The United States Agency for International Development (USAID) is not typically mentioned in discussions of neoliberalism, but its role in Iraq was even more instrumental than the those of World Bank or WTO. According to the report Moving the Iraqi Economy from Recovery to Sustainable Growth, USAID “was to lay ‘the groundwork for a market-oriented private sector economic recovery.’ The plan envisioned the sale of state-owned enterprises through a ‘broad-based mass privatization program,’ the establishment of a ‘world-class exchange’ for trading stocks, and ‘a comprehensive income tax system consistent with current international practice’” (cited in Chandrasekaran, 2006, p. 115; see also USAID, 2005, p. 21). This money was distributed with liberal doses of incompetence and corruption.
The USAID was heavily involved in creating what is misleading called ‘civil society,’ or a collection of American-funded nonprofits supportive of the occupation. Muttitt (2011, pp. 71-72) observes that from 2003-6, USAID distributed civil society grants totaling $337 million, supplemented by funds from the International Republican Institute and National Democratic Institute, which are controlled by their respective American political parties.

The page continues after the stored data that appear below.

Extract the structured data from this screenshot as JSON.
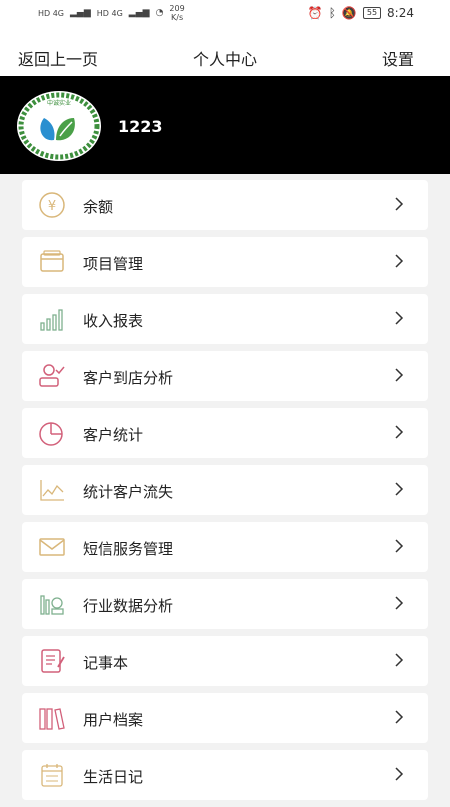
{
  "status_bar": {
    "net1": "HD 4G",
    "net2": "HD 4G",
    "speed_value": "209",
    "speed_unit": "K/s",
    "battery": "55",
    "time": "8:24"
  },
  "header": {
    "back_label": "返回上一页",
    "title": "个人中心",
    "settings_label": "设置"
  },
  "profile": {
    "username": "1223",
    "avatar_text": "中诚实业"
  },
  "menu": {
    "items": [
      {
        "label": "余额",
        "icon": "yen-coin-icon"
      },
      {
        "label": "项目管理",
        "icon": "wallet-icon"
      },
      {
        "label": "收入报表",
        "icon": "bar-chart-icon"
      },
      {
        "label": "客户到店分析",
        "icon": "customer-check-icon"
      },
      {
        "label": "客户统计",
        "icon": "pie-chart-icon"
      },
      {
        "label": "统计客户流失",
        "icon": "line-chart-icon"
      },
      {
        "label": "短信服务管理",
        "icon": "envelope-icon"
      },
      {
        "label": "行业数据分析",
        "icon": "data-analysis-icon"
      },
      {
        "label": "记事本",
        "icon": "notebook-icon"
      },
      {
        "label": "用户档案",
        "icon": "file-archive-icon"
      },
      {
        "label": "生活日记",
        "icon": "calendar-icon"
      }
    ]
  },
  "colors": {
    "profile_bg": "#000000",
    "page_bg": "#f2f2f2",
    "icon_gold": "#d9b77a",
    "icon_pink": "#d2607a",
    "icon_green": "#7fb08f"
  }
}
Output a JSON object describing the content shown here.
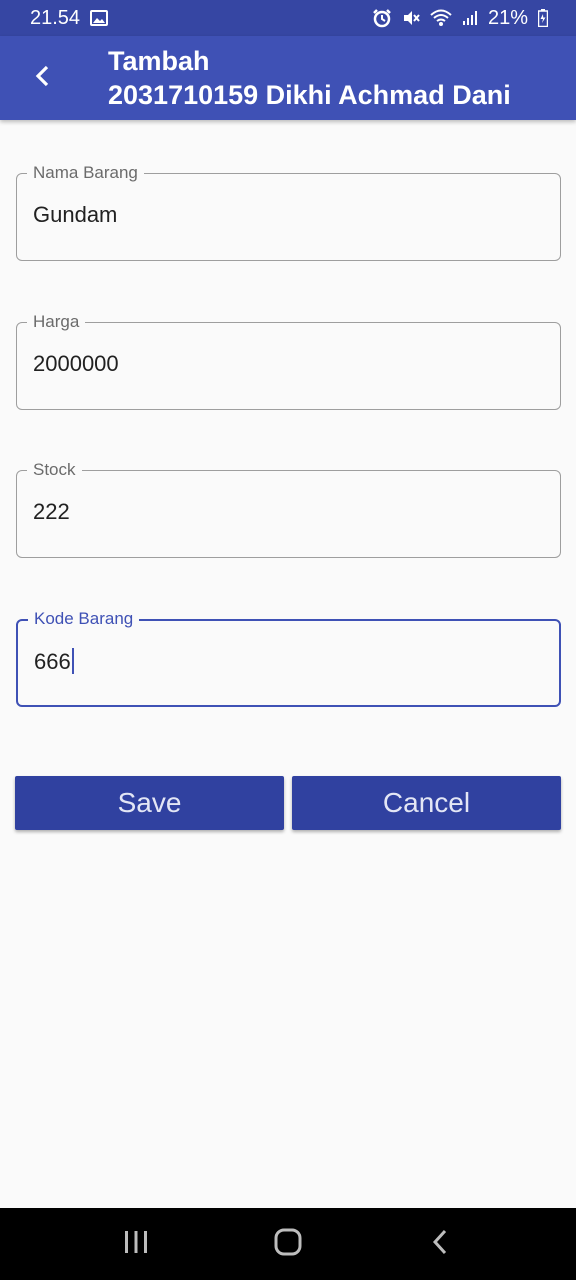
{
  "status_bar": {
    "time": "21.54",
    "battery": "21%",
    "icons": [
      "gallery-icon",
      "alarm-icon",
      "mute-icon",
      "wifi-icon",
      "signal-icon",
      "battery-icon"
    ]
  },
  "app_bar": {
    "title_line1": "Tambah",
    "title_line2": "2031710159 Dikhi Achmad Dani",
    "background": "#3f51b5"
  },
  "form": {
    "nama_barang": {
      "label": "Nama Barang",
      "value": "Gundam"
    },
    "harga": {
      "label": "Harga",
      "value": "2000000"
    },
    "stock": {
      "label": "Stock",
      "value": "222"
    },
    "kode_barang": {
      "label": "Kode Barang",
      "value": "666",
      "focused": true
    }
  },
  "buttons": {
    "save": "Save",
    "cancel": "Cancel",
    "color": "#3041a0"
  },
  "nav_bar": {
    "icons": [
      "recents-icon",
      "home-icon",
      "back-icon"
    ]
  }
}
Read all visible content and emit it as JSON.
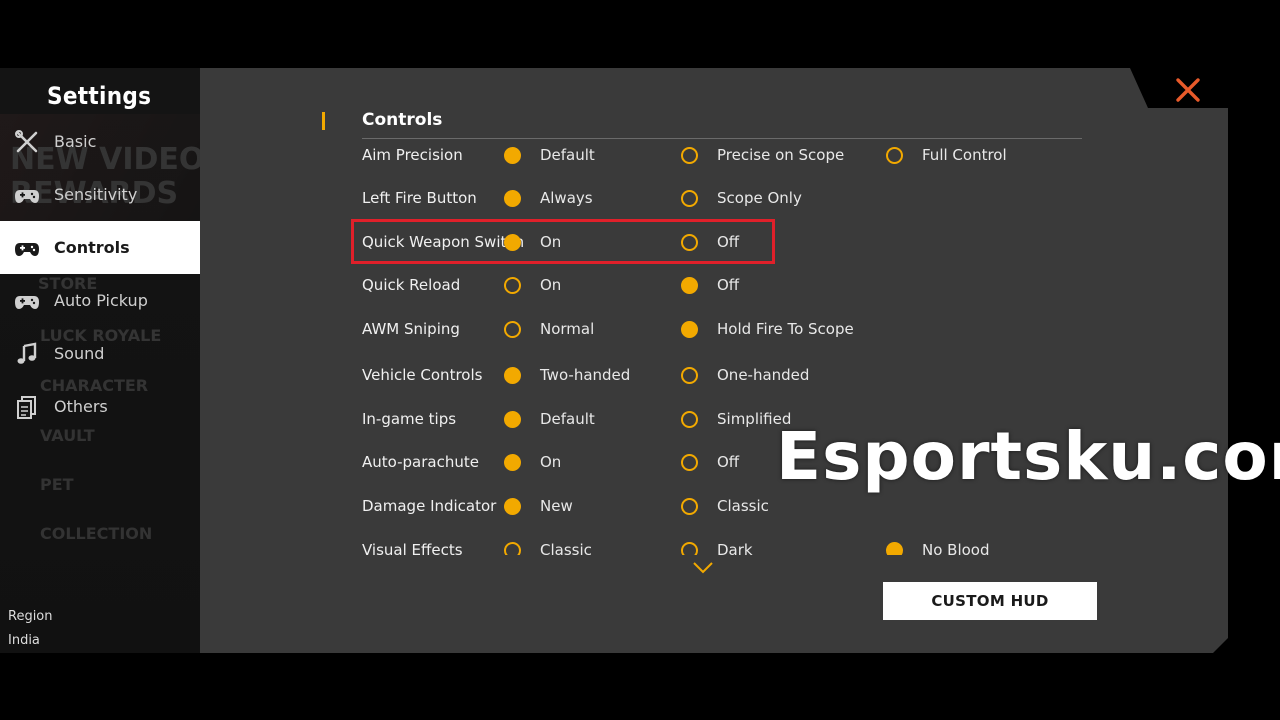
{
  "sidebar": {
    "title": "Settings",
    "background_texts": [
      "NEW VIDEO",
      "REWARDS",
      "STORE",
      "LUCK ROYALE",
      "CHARACTER",
      "VAULT",
      "PET",
      "COLLECTION"
    ],
    "items": [
      {
        "label": "Basic",
        "icon": "tools-icon",
        "active": false
      },
      {
        "label": "Sensitivity",
        "icon": "gamepad-icon",
        "active": false
      },
      {
        "label": "Controls",
        "icon": "gamepad-icon",
        "active": true
      },
      {
        "label": "Auto Pickup",
        "icon": "gamepad-icon",
        "active": false
      },
      {
        "label": "Sound",
        "icon": "music-note-icon",
        "active": false
      },
      {
        "label": "Others",
        "icon": "documents-icon",
        "active": false
      }
    ],
    "region_label": "Region",
    "region_value": "India"
  },
  "main": {
    "section_title": "Controls",
    "rows": [
      {
        "label": "Aim Precision",
        "options": [
          {
            "text": "Default",
            "selected": true
          },
          {
            "text": "Precise on Scope",
            "selected": false
          },
          {
            "text": "Full Control",
            "selected": false
          }
        ]
      },
      {
        "label": "Left Fire Button",
        "options": [
          {
            "text": "Always",
            "selected": true
          },
          {
            "text": "Scope Only",
            "selected": false
          }
        ]
      },
      {
        "label": "Quick Weapon Switch",
        "options": [
          {
            "text": "On",
            "selected": true
          },
          {
            "text": "Off",
            "selected": false
          }
        ]
      },
      {
        "label": "Quick Reload",
        "options": [
          {
            "text": "On",
            "selected": false
          },
          {
            "text": "Off",
            "selected": true
          }
        ]
      },
      {
        "label": "AWM Sniping",
        "options": [
          {
            "text": "Normal",
            "selected": false
          },
          {
            "text": "Hold Fire To Scope",
            "selected": true
          }
        ]
      },
      {
        "label": "Vehicle Controls",
        "options": [
          {
            "text": "Two-handed",
            "selected": true
          },
          {
            "text": "One-handed",
            "selected": false
          }
        ]
      },
      {
        "label": "In-game tips",
        "options": [
          {
            "text": "Default",
            "selected": true
          },
          {
            "text": "Simplified",
            "selected": false
          }
        ]
      },
      {
        "label": "Auto-parachute",
        "options": [
          {
            "text": "On",
            "selected": true
          },
          {
            "text": "Off",
            "selected": false
          }
        ]
      },
      {
        "label": "Damage Indicator",
        "options": [
          {
            "text": "New",
            "selected": true
          },
          {
            "text": "Classic",
            "selected": false
          }
        ]
      },
      {
        "label": "Visual Effects",
        "options": [
          {
            "text": "Classic",
            "selected": false
          },
          {
            "text": "Dark",
            "selected": false
          },
          {
            "text": "No Blood",
            "selected": true
          }
        ]
      }
    ],
    "custom_hud_label": "CUSTOM HUD"
  },
  "watermark": "Esportsku.com",
  "colors": {
    "accent": "#f2a900",
    "highlight_box": "#e0202a",
    "panel_bg": "#3a3a3a",
    "close": "#e85a2a"
  }
}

Much of the money was doled out through a $167 million grant to the Research Triangle Institute in North Carolina, a think tank founded to foster communication between local universities and businesses, now almost comically refocused on a mission to bring democracy to Iraq. An unknown amount of this money was corruptly recycled to the United States. For example, one beneficiary was Women for a Free Iraq, headed by neoconservative jingoists William Kristol and Richard Perle (Chatterjee, 2004, p. 183).
An audit report from the Office of the Special Inspector General for Iraq Reconstruction indicates the environment in which USAID taxpayer money was flushed down the drain. One Inspector General report described how Bechtel siphoned USAID reconstruction funds. Bechtel subcontracted out 90% of the tasks of their largest contract while pocketing 21.8% of the total contact value. The corporation also subcontracted out all of a $50 million deal to build the Basra Children’s Hospital to a Jordanian company for $37 million. After cost overruns, the Army Corps of Engineers replaced Bechtel and projected cost dropped from $131 million to $90 million solely on the basis of removing Bechtel as an intermediary. Prior to this replacement, not even one Western engineer was working on-site (Chwastiak, 2011). It is of note that Donald Rumsfeld had served on Bechtel’s board of directors (Randall, 2005, p. 310).
References
Chandrasekaran, Rajiv. 2006. Imperial Life in the Emerald City: Inside Iraq’s Green Zone. Knopf.
Chatterjee, Pratap. 2004. Iraq, Inc.: A Profitable Occupation. Seven Stories Press.
Chwastiak M. 2011. “Profiting from Destruction: The Iraq Reconstruction, Auditing and the Management of Fraud.” Critical Perspectives on Accounting. In press.
Muttitt, Greg. 2011. Fuel on the Fire: Oil and Politics in Occupied Iraq. Bodley Head: Random House.
Randall, Stephen. 2005. United States Foreign Oil Policy since World War I: For Profits and Security. 2nd ed. McGill-Queen’s University Press.
United States Agency for International Development. 2005. “Our Commitment to Iraq.”